The cross-Canada storm, which began in Ontario, brought a powerful mess of ice, making for a rough commute and a messy kick-off to New Year’s celebrations.  

A freezing rain warning was in effect throughout much of Ontario before the storm made its way east to the Maritimes, where delays and cancellations were also to blame because of the weather.

“If Toronto, Montreal and Ottawa are affected, it dominoes into our region,” says Greater Moncton International Airport corporate communications specialist, Julie Pondant. “And the same thing goes for the outgoing flights; so, if they’re delayed coming in, they may be a tad bit delayed going out.”

It was a clear start to the day across the Maritimes, with snow picking up mid-afternoon.

In Halifax, snowplough crews were out in full force, ensuring road conditions were prepped for the upcoming storm.

“Winter operations crews remain on standby in anticipation of this evening’s weather event,” says Halifax Regional Municipality senior communications advisor, Erin DiCarlo. “Liquid brine has been applied to streets across the region and equipment has been serviced and is ready to go.”

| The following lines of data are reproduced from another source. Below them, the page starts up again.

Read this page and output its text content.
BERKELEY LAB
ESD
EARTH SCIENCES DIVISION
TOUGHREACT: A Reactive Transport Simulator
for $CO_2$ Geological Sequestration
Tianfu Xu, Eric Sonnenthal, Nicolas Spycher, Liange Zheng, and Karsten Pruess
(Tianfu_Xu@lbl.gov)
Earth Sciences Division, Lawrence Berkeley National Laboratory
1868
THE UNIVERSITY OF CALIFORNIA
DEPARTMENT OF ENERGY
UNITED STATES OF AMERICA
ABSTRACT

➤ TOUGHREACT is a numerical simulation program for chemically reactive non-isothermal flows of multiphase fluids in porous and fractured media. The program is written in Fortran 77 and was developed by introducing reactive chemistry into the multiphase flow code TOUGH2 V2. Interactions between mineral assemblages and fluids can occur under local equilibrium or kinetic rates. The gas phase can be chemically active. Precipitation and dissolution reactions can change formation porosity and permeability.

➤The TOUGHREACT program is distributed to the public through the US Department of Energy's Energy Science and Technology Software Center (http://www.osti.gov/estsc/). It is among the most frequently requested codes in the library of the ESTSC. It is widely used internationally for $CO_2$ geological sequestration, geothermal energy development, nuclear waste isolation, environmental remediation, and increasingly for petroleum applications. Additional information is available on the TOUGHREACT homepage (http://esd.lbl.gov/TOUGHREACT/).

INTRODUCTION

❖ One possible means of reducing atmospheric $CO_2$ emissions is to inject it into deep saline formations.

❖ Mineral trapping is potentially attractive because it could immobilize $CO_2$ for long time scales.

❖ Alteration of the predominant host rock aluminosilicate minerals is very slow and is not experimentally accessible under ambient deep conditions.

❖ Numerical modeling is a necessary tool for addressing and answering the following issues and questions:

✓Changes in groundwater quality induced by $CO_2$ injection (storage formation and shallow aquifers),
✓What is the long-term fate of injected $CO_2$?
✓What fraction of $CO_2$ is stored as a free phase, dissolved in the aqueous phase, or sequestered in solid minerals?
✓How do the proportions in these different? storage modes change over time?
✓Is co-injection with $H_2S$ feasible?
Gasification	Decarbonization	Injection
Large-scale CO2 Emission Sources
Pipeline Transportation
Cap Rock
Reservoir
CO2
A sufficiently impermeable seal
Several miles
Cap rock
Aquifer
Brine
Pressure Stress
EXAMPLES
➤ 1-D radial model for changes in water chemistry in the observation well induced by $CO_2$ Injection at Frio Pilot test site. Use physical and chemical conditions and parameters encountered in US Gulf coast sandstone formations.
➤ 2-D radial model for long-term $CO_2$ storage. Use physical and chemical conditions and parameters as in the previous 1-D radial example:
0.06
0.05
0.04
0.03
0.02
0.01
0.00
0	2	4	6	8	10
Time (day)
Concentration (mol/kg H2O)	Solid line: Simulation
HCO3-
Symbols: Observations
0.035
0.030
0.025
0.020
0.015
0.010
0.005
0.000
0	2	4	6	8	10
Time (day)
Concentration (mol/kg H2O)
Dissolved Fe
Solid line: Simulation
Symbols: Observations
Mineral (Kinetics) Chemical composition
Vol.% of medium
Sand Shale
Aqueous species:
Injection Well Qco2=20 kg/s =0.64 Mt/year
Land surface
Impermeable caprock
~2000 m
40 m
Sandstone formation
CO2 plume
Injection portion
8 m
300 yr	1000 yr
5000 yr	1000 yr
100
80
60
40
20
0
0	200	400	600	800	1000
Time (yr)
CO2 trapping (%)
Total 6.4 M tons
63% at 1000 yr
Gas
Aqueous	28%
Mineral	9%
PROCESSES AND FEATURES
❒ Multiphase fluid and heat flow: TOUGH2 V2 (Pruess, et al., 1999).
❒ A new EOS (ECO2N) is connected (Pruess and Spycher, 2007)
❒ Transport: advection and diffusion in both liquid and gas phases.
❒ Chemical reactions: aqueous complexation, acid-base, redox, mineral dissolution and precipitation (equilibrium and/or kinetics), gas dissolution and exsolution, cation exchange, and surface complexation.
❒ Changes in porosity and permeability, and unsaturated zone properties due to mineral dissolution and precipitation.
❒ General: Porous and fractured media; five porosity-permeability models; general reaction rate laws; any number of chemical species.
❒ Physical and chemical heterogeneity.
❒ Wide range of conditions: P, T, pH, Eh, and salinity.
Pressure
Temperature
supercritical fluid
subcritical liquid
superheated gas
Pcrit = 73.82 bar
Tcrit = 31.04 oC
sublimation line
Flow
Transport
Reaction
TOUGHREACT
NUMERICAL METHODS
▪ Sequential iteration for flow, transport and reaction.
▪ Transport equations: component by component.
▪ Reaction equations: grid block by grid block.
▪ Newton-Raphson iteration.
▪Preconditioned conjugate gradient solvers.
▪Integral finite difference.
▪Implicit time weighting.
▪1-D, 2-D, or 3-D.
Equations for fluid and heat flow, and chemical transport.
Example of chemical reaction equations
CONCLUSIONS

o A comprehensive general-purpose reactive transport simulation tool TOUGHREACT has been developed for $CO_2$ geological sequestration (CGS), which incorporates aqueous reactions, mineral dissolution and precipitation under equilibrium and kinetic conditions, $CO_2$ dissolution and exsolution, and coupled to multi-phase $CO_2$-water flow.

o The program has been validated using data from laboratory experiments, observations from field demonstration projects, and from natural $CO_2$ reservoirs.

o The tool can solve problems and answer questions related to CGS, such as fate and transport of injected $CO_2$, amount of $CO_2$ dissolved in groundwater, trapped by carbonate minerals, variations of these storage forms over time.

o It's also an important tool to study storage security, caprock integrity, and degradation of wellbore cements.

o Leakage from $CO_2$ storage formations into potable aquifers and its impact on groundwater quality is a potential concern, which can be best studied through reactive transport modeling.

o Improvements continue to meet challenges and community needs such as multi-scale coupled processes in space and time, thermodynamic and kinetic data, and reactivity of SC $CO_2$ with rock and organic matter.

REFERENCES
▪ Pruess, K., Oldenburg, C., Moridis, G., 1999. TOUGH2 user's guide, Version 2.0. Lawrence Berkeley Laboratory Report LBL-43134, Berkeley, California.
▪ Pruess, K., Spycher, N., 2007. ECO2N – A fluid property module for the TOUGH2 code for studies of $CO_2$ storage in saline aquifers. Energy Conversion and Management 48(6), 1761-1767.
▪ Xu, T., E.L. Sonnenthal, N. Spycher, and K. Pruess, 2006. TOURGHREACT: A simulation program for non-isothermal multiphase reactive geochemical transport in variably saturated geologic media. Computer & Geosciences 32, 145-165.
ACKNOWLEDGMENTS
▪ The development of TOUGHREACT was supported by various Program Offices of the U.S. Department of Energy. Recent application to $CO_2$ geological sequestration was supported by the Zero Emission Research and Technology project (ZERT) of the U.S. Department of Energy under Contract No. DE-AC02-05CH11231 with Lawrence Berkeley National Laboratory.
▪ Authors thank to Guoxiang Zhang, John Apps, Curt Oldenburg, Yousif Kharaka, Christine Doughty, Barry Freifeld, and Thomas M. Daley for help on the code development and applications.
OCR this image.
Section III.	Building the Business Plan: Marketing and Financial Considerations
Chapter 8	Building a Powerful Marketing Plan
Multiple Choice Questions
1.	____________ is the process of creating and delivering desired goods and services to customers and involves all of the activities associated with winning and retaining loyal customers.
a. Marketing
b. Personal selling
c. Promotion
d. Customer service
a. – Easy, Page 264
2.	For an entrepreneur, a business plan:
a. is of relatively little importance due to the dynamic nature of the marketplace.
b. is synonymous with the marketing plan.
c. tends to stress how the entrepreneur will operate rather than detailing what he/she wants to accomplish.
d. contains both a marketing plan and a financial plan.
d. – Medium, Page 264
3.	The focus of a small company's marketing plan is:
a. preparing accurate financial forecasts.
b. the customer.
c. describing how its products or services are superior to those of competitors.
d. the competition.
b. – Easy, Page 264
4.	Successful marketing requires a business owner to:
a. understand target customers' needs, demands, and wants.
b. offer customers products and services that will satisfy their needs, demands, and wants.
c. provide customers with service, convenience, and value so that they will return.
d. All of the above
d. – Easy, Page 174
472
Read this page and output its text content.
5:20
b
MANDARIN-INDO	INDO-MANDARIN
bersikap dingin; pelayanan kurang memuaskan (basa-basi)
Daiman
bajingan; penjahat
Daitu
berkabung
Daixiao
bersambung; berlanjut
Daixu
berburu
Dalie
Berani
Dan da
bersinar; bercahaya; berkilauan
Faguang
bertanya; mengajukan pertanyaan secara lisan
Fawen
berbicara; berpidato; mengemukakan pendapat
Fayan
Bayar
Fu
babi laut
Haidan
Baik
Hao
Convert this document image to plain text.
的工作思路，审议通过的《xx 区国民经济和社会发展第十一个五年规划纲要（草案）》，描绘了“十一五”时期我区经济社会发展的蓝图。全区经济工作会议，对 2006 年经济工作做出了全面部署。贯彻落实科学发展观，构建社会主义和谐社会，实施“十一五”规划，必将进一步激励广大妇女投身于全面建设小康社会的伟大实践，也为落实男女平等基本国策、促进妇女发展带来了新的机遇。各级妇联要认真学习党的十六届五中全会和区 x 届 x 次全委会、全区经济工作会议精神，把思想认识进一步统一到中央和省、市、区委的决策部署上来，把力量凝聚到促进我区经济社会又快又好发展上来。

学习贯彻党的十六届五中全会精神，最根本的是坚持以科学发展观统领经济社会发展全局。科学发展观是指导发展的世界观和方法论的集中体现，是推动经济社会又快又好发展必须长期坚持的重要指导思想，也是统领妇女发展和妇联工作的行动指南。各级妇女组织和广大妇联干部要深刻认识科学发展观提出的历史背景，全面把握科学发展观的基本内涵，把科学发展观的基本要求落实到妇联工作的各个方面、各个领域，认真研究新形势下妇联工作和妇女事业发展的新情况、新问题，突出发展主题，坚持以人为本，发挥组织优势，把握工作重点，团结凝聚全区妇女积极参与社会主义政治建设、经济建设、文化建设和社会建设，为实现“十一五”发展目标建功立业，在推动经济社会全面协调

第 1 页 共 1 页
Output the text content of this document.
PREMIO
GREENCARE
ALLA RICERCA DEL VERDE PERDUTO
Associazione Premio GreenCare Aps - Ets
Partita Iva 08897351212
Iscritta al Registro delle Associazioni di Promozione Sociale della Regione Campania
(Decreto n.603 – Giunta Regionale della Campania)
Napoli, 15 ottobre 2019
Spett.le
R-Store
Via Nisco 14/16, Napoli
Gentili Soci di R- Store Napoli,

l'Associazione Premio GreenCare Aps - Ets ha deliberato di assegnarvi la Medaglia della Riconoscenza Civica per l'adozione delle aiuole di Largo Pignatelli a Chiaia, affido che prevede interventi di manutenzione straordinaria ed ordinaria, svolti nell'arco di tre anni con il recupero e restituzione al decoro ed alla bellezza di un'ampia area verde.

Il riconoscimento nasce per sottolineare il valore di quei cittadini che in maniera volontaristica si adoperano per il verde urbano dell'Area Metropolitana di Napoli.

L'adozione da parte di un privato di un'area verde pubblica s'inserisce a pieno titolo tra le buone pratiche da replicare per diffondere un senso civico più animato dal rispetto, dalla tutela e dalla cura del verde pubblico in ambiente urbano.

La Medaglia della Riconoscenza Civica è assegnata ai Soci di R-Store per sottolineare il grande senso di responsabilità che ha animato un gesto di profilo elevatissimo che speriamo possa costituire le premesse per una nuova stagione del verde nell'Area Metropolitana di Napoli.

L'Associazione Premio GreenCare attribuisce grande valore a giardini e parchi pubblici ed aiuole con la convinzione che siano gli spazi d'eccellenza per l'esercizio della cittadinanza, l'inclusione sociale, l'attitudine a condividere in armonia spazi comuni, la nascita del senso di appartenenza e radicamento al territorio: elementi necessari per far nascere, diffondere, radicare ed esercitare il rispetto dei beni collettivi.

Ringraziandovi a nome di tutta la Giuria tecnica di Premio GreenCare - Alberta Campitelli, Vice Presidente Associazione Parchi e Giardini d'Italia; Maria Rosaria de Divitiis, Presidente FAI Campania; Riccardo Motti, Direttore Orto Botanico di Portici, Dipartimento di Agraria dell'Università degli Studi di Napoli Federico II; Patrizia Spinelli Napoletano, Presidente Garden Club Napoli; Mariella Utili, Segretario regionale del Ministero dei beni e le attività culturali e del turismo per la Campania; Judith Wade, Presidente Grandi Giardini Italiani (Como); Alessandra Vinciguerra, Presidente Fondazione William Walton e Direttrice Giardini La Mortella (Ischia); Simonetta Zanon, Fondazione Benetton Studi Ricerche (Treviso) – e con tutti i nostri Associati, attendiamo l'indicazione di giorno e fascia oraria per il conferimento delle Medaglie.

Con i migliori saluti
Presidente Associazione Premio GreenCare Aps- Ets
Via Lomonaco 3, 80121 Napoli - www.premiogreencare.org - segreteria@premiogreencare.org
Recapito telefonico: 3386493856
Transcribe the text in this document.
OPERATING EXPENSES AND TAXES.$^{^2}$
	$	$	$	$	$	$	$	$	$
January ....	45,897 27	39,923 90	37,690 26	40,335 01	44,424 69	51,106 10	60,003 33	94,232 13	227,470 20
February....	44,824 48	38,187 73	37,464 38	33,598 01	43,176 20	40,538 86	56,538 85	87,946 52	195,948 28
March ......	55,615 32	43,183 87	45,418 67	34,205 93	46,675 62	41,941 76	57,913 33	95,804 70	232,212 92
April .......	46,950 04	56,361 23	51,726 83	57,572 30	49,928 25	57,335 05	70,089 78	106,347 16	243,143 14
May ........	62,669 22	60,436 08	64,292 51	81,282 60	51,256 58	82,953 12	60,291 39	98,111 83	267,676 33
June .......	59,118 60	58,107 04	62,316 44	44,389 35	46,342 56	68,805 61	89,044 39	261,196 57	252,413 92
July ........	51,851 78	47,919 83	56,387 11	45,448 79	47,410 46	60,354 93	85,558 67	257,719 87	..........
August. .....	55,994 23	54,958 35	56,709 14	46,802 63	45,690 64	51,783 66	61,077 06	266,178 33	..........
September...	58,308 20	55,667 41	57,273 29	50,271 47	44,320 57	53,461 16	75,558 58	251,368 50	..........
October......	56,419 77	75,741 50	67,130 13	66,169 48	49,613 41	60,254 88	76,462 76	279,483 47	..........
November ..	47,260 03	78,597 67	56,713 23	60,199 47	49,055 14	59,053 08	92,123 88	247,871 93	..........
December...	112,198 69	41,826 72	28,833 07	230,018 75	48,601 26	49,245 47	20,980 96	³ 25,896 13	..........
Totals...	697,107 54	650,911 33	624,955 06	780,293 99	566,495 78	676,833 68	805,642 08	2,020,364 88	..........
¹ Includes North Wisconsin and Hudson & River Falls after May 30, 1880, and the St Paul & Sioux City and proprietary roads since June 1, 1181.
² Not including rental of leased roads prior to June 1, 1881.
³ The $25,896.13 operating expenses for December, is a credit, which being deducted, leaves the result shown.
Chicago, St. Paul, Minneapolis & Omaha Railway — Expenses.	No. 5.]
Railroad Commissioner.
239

HRM staff also prepared for a celebration in Grand Parade, which they note 10,000 people attend annually for live performances and fireworks. However, whether or not the festivities would take place was the number-one question on the minds of many.

“Our show doesn’t start until 11 p.m.,” said Halifax Regional Municipality civic events coordinator, Billy Comer. “”We feel that we’ll probably be great around that time. Winds will be the factor.”

However, in Sydney, N.S., wicked weather destroyed all hope of an outdoor concert and fireworks. Despite snow and ice, the event was canceled due to high winds – gusting up to 40km per hour.

“It also makes it difficult for the stage set up, the tents and stage set up, the heaters and all the rest of it,” says Cape Breton Regional Municipality communications officer, Sheilah MacDonald.

Fortunately, a free public skate indoors at Centre 200 saved the day, with many people opting to celebrate at the community ice rink.

In Moncton, many people’s New Years’ plans consisted of everything but going out in the weather.

“I was planning on staying in,” says Moncton resident, John Freeborn. “I haven’t got anywhere to go really, and I’m all by myself, so I’m fine.”

“As long as I have power to stay home and watch a movie,” says Moncton resident, Shirley Northrup. “Hopefully, I’ll stay awake to bring in the New Year.”

Heavy winds and whiteout conditions turned the appeal away from leaving home on Tuesday night.

“You don’t want to go out in the storm, so you’d rather stay home and have people over,” says Moncton resident, Ariane Michaud.

However, residents note they know for a fact the mixed bag of freezing rain and slick roads won’t keep everyone inside.

“Those who throw caution to the wind will be out no matter what,” says Northrup.